Yellow taxi and Sikh connection
Sikhs have been an integral part of Kolkata’s 300-year-old culture. If Kolkatans are fond of the Punjabi dhabas and North Indian eateries all over the city servicing exotic dishes, they are equally fond of the turban-wearing taxi drivers who are a part of Kolkata’s culture and heritage. There was a time when yellow taxis were synonymous with the Sikh drivers.
When I hear yellow taxi, some very fond memories come to my mind. Even though the yellow cabs are slowly diminishing from city roads, they will always remain special to me and certainly a chunk of Kolkata’s rich heritage.~ Mainak Das, Business Journalist, Hindustan Times
The Sikh drivers driving the yellow taxis are only a few these days. The majority of them have now moved to the app-cab business. The business opportunity the yellow taxis used to offer in the city, made taxi driving a lucrative occupation for the people who came from outside the state in search of luck. Sikhs and people from Bihar were the majority among these people who were also accounted for the majority of taxi drivers in the city.

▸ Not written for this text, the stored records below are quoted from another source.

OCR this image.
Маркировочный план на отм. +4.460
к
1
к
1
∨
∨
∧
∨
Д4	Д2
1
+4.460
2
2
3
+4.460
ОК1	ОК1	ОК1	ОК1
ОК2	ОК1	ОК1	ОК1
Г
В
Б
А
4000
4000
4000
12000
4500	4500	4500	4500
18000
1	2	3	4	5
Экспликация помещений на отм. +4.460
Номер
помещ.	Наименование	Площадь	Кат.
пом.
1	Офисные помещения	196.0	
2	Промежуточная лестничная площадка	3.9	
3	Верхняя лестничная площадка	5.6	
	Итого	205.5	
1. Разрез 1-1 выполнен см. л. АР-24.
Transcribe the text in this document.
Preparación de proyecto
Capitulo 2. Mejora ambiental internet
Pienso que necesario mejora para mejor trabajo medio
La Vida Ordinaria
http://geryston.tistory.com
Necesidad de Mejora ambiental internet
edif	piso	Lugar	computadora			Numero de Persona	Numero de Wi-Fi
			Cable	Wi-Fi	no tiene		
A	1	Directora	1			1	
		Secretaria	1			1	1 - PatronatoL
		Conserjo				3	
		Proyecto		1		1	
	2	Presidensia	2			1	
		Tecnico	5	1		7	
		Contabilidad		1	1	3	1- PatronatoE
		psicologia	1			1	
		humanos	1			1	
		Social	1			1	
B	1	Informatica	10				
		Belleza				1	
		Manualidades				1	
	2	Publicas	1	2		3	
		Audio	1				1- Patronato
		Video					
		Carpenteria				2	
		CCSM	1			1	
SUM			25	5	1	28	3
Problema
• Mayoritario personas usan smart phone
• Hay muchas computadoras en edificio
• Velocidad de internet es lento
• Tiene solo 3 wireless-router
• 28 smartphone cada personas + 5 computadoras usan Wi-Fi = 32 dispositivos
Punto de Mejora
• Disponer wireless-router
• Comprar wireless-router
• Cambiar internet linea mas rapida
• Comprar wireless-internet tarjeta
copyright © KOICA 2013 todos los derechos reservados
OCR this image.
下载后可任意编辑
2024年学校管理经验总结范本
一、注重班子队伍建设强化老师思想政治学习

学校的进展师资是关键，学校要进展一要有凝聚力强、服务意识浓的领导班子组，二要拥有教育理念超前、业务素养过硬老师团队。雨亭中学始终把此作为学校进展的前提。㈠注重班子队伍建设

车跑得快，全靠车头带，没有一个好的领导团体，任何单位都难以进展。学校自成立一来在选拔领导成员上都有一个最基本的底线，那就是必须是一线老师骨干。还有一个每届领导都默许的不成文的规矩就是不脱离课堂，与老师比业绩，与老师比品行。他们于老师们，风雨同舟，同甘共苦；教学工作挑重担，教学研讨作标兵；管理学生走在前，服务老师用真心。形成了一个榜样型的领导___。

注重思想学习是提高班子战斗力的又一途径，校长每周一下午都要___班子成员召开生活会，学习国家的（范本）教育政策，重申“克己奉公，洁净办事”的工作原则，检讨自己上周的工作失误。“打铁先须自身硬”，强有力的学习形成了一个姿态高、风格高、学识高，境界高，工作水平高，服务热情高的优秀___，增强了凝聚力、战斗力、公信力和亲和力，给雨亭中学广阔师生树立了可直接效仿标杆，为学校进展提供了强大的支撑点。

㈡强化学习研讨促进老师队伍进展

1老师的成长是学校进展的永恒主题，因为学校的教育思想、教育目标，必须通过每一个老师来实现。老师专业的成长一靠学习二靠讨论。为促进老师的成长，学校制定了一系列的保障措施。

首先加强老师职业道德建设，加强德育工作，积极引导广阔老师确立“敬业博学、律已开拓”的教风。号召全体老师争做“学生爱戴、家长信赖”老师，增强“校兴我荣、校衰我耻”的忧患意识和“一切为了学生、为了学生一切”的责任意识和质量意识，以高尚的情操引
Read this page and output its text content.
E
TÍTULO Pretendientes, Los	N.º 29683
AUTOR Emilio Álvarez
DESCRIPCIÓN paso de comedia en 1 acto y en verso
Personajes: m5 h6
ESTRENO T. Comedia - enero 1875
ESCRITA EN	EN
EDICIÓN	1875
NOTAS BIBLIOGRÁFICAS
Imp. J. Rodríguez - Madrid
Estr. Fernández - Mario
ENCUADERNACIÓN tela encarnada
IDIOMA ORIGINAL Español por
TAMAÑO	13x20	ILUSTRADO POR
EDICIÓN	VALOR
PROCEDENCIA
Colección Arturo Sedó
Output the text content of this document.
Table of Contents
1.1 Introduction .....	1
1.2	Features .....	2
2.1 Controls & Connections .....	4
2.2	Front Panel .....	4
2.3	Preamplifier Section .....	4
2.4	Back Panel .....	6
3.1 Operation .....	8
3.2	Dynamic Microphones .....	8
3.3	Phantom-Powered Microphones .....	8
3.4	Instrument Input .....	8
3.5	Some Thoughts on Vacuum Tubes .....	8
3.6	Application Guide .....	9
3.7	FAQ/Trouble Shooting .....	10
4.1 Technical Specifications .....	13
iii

The Sikhs who are still continuing their occupation as yellow taxi drivers despite many challenges are frequent visitors to the Balwant Singh’s Eating House or Balwant Singh ka Dhaba in South Kolkata’s Harish Mukherjee Road, adjacent to the Gurudwara Sant Kutiya.
The legacy lives on
It is true that generation Z is more comfortable with the app cabs that are readily available just a few swipes away on their smartphones, instead of taking the hassle of getting a yellow taxi. But, the legacy of those yellow machines still lives on, especially among the people who grew up in this city before the era of app-cabs. The nostalgia of those yellow taxis with plush rear bench-form seats, the noisy diesel engine and their black fumes too are entwined with this three-century-old city. As long as this city and its soul will live, its love for the yellow taxis will continue to exist just like Rabindranath, rosogolla and football.